As you might expect, the reviews are all over the place on this book. A Booklist review called him “utterly rational” while Publishers Weekly said that the book’s claim that religion poisons everything “tips over into barely disguised misanthropy.” “Books and Culture” (a Christianity Today publication) has chosen this as their Book of the Week. In their review, Preston Jones comments “we are dealing with a very intelligent and well-read author who, when it comes to “religion,” is simply incapable of reason.” My favorite line from the Publishers Weekly review is that Hitchens is “delightful reading … even when he’s wrong.”
However, as obnoxious as Dawkins and Harris can be, Hitchens’ book sounds like it may be the most caustic; Hitchens’ acerbic wit is obviously one of his endearing qualities, and in this book he apparently lashes out at everything religious, including Mother Theresa and Martin Luther King.
There is no doubt that religious people of all flavors have done some remarkably stupid and evil things.
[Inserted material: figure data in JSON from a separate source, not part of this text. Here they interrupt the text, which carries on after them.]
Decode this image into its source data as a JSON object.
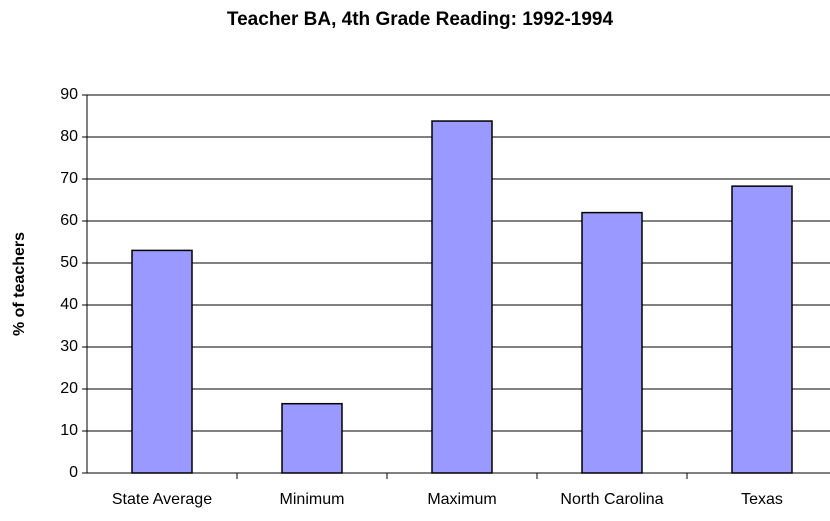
{
  "chart_data": {
    "type": "bar",
    "title": "Teacher BA, 4th Grade Reading:  1992-1994",
    "y_label": "% of teachers",
    "categories": [
      "State Average",
      "Minimum",
      "Maximum",
      "North Carolina",
      "Texas"
    ],
    "values": [
      53,
      16.5,
      83.8,
      62,
      68.3
    ],
    "color": "#9999ff",
    "ylim": [
      0,
      90
    ],
    "yticks": [
      0,
      10,
      20,
      30,
      40,
      50,
      60,
      70,
      80,
      90
    ],
    "grid": true
  }
}
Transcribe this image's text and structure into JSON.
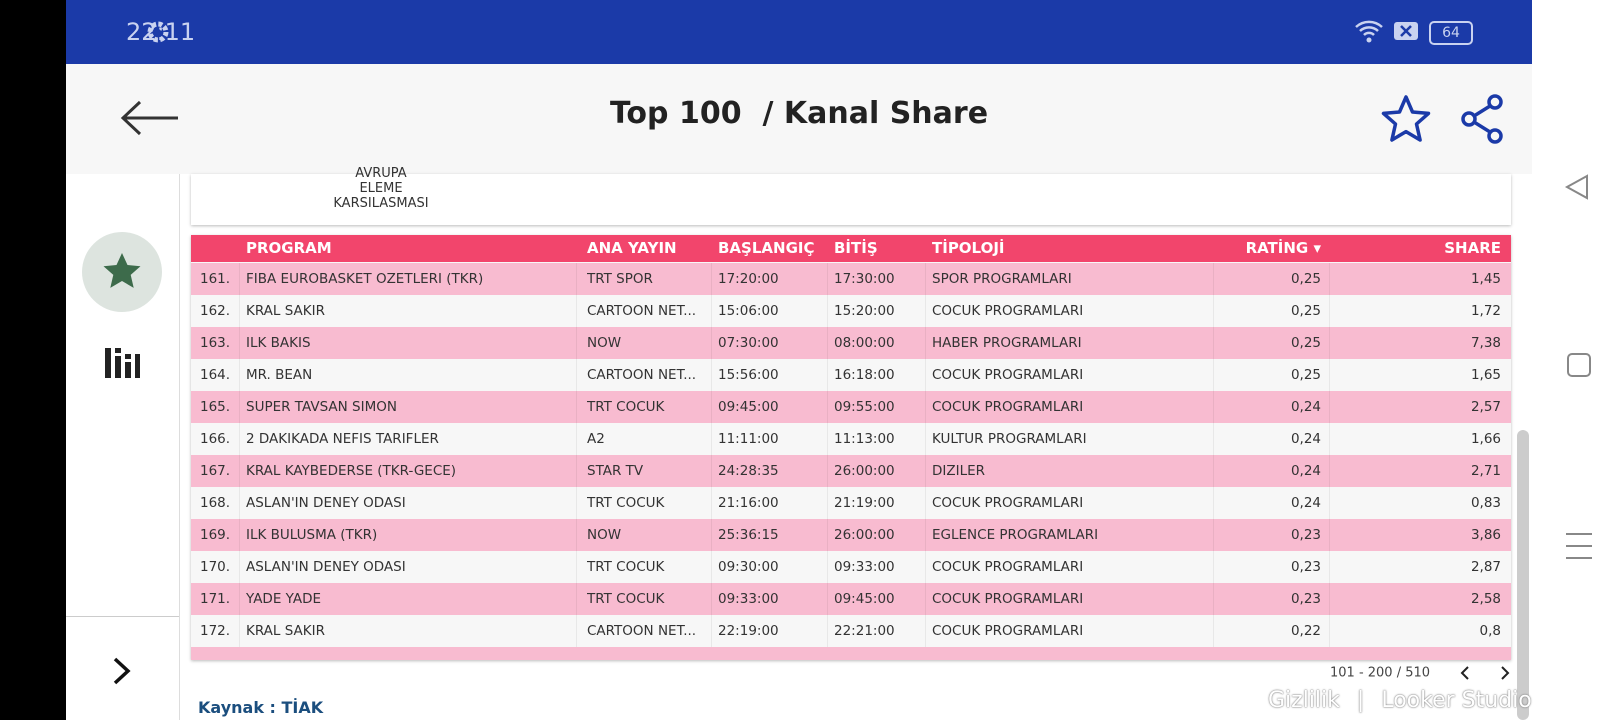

I am often (okay, very often) critical of the stupid things that Christians say and do, and I can’t justify stupidity or immorality no matter what the reasoning behind it may be. However, atheists have also done some remarkably evil things. It may be better argued that humans share a tendency for evil (Christians often call it a “sinful nature”). If that is the case, then the poison already exists, and the real discussion should be on the antidote.
But, that wouldn’t be as much fun, and probably wouldn’t sell as many books.